Clooney also directs and the smartest move he made was assembling an ensemble cast of some of the best actors working today. Clooney plays Pennsylvania Governor Mike Morris, who is one of two still-standing Democratic Presidential contenders on the verge of the Ohio primary. His Campaign Manager is grizzled campaign veteran Paul, played with staunch principals and a black-and-white rule book by Philip Seymour Hoffman. Their talented and idealistic Press Secretary Stephen is played by Ryan Gosling, who talks more in the first scene than he did in the entire movie Drive. Their opponent’s manager Tom Duffy is played by Paul Giamatti. Duffy oozes cynicism and seems to have misplaced the rule book that Paul holds so dearly.

 The film begins with the set-up so we get a feel for just how strong or weak of character each of these men are. Morris (Clooney) is obviously an Obama-type idealist who claims his religion is the US Consitution. He says this while gently poking fun at his opponent’s Christian beliefs. We see just how talented Stephen (Gosling) character is at handling the words that his candidate speaks and we see Paul (PSH) in full back room politico maneuvering.

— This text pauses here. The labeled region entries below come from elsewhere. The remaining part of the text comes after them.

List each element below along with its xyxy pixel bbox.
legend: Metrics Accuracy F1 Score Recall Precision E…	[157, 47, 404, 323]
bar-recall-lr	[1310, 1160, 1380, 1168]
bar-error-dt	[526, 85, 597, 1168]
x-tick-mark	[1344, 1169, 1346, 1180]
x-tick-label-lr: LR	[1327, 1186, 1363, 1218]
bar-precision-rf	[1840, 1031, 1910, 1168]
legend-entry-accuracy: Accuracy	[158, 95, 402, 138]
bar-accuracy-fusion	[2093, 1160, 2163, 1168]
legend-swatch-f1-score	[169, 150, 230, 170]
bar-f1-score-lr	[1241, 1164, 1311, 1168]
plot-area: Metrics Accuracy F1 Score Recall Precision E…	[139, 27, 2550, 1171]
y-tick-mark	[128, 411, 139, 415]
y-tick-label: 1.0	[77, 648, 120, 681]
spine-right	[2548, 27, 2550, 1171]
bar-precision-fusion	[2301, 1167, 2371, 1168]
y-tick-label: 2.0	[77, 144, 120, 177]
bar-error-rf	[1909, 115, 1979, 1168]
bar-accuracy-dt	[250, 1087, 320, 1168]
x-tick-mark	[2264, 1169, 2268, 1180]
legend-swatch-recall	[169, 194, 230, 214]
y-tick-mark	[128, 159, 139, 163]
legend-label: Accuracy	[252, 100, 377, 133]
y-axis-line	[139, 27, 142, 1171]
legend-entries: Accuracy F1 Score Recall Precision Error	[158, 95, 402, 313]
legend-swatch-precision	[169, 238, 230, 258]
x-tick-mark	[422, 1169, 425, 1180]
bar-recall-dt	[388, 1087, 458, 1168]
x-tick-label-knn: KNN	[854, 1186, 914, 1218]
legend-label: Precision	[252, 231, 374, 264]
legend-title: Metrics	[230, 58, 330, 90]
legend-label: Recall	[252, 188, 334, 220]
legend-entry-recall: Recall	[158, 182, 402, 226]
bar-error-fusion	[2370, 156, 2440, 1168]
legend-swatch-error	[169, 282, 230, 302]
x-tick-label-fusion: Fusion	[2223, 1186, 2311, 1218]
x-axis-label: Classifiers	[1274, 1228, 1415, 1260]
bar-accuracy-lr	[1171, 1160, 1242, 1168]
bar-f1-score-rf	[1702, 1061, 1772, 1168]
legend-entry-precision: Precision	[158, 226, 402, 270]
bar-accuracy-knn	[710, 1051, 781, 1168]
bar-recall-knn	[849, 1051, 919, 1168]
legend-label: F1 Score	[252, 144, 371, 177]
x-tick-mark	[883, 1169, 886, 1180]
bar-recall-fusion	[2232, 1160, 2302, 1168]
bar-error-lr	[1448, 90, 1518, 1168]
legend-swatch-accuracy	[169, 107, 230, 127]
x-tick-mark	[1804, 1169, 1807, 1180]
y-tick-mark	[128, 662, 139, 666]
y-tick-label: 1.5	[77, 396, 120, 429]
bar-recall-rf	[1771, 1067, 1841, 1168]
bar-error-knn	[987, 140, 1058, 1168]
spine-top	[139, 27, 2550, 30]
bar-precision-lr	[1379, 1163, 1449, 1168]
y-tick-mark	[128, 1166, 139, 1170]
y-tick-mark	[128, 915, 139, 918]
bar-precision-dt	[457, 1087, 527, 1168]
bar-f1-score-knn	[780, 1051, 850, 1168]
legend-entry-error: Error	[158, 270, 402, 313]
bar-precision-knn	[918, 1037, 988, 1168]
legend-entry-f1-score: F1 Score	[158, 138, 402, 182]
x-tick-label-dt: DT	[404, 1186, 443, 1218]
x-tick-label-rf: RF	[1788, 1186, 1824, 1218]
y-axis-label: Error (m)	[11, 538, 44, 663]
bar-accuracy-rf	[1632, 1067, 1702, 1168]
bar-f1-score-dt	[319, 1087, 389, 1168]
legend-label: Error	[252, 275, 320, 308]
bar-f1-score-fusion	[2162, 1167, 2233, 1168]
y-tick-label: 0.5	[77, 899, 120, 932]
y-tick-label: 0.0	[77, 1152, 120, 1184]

 The film has two huge points where the mood swings. The first is a contrived, definite no-no meeting between the ambitious Stephen and the shrewd Duffy. The second is a sequence between Stephen and a 20 year old campaign intern named Molly (Evan Rachel Wood), who also happens to be the daughter of the Chairman of the DNC. These two events turn the film from political thriller to melodramatic Hollywood fare. That doesn’t make it less of a movie, it’s just different than it began.

 Cat and mouse games ensue and we see just who is the master manipulator amongst a group of professionals. This is one of those films where the individual pieces are actually more interesting than the whole pie. There are two really excellent exchanges between Gosling and Hoffman. Ms. Wood steals her scenes with ease. Jeffrey Wright nails his brief time as a desperate Senator negotiating the best deal possible. Giamatti’s last scene with Gosling is a work of art. The only thing missing is a confrontation between Giamatti and Hoffman. THAT alone would be worth the price of admission.  We also get a glimpse of the give-and-take gamesmanship between the campaign (Gosling) and the media (Marisa Tomei).

You might be surprised that Clooney actually minimizes the political meanderings, though he does get in a few jabs at the Republicans. This is more character drama … how far can your ideals and morals carry you. What is your breaking point? Where is the line between realist and idealist? Is it betrayal if you act for the right reason? The final shot of film is superb. Et tu, Brute.

SEE THIS MOVIE IF: you don’t mind a mixture of political drama and traditional Hollywood melodrama, especially when performed by a group of top notch actors OR you are convinced that only Republicans do bad things

SKIP THIS MOVIE IF: you only want a full-fledged political expose’ around running for political office OR you still believe that politicians and idealists are above reproach.